“神木歷一零七四年蜥蜴之月黃橙之日?鬼才知道這綠皮侏儒族的歷法究竟是什麼日子。”張玄道不禁心中更加疑惑,不禁懷疑這老者是不是在誑騙自己。
老者見到張玄道還是一臉懷疑,哦了一聲,連忙說道:“神木歷一零七四年蜥蜴之月黃橙之日轉換成天羅曆法就是天羅四千五百九十二年,五月二十六日。”
張玄道聽罷,心中一推算,竟然正是今日的日期,絲毫不差。
沉吟心想,此處地窖,暗無天日,不見日月,要想根據日月星辰,推算日期根本不可能,難道數百年前,真有精通占卜推算之人,給這叫做神木部落的侏儒族留下了某些訊息?
張玄道回想起當年青陽山,算命老頭指引自己逃離滅世珠大爆炸是情景,不禁心想,天外有天,人外有人,世間奇人異者舉不勝舉,竟然開始有些相信老者的話起來。
便又問道:“大祭司可否將當年大先知的預言究竟是什麼,能否說得具體一些?”
老者嘆了一口氣,說道:“關於大先知的傳說,實在是數不勝數,但在本族歷代祭司的日誌中都有詳細的記載,我也是從中得知。如果沒有被化骨部落銷燬,應該還是在星辰之塔中保存。”
張玄道知道,星辰之塔就是神殿三座高塔之中,位於右邊的繪有星辰圖案的那座高塔,於是,便扶起老者準備離開這陰暗潮溼的地窖。

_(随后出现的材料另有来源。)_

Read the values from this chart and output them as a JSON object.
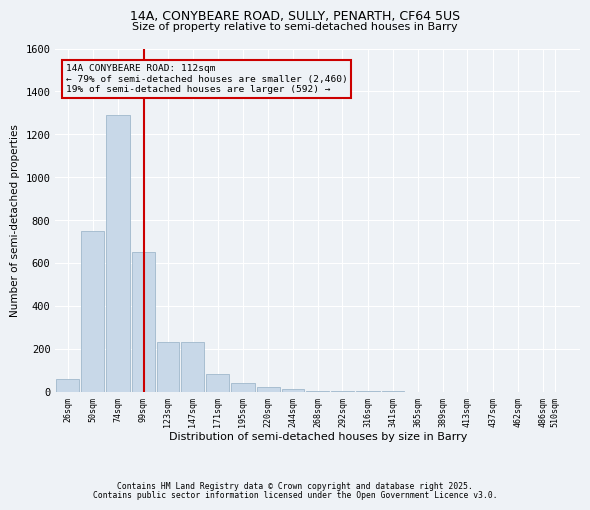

扶起老者,張玄道才發現,老者手筋腳筋都早已被挑斷,根本無法站起。想起當年手腳筋被挑斷的經歷,不禁有種同病相憐的之感,張玄道也不再吝惜,直接拍出一張春風化雨符,附在老者身上,一時間,暖風盪漾,春雨綿綿,在春風春雨潤物細無聲之中,老者早已斷裂多日的筋脈開始生長連接。
一個時辰後,老者幽幽轉醒,終於站了起來。並且連早已灰白的頭髮,都漸漸轉黑,佝僂的脊樑,也再次挺拔起來。
看到自己的身體返老還童,再次恢復如初,老者不禁喜極而泣,手舞足蹈起來,張玄道怕其大病初癒,再次興奮過頭,又再次給其拍上一張定神符。
張玄道治癒了老者後,老者對張玄道更加敬重了,說起話來連“我”字都不敢用,而改爲“卑下”,張玄道也懶得去糾正。
張玄道和老者走出長長的石臺階通道,來到了放有召喚之輪的大廳。侏儒老者見到巨大是召喚之輪,緩緩說道:“想不到剝皮部落竟然掌握了生命深淵的開啓之法。”
又見到滿地嘔心瀝血、腐爛不堪,或被剁成肉醬的食心者部落侏儒的屍體,不禁嚇得頭皮發麻,呆若木雞,之後,對張玄道的稱謂也從“卑下”改爲“奴下”。
張玄道雖不知到“卑下”和“奴下”的區別,但很顯然,自己在這大祭司眼中的地位,又進一步提高了。
張玄道一直對這召喚石輪,頗爲好奇,於是問道:“大祭司,這生命深淵所召喚的神獸,不知是來自何方?”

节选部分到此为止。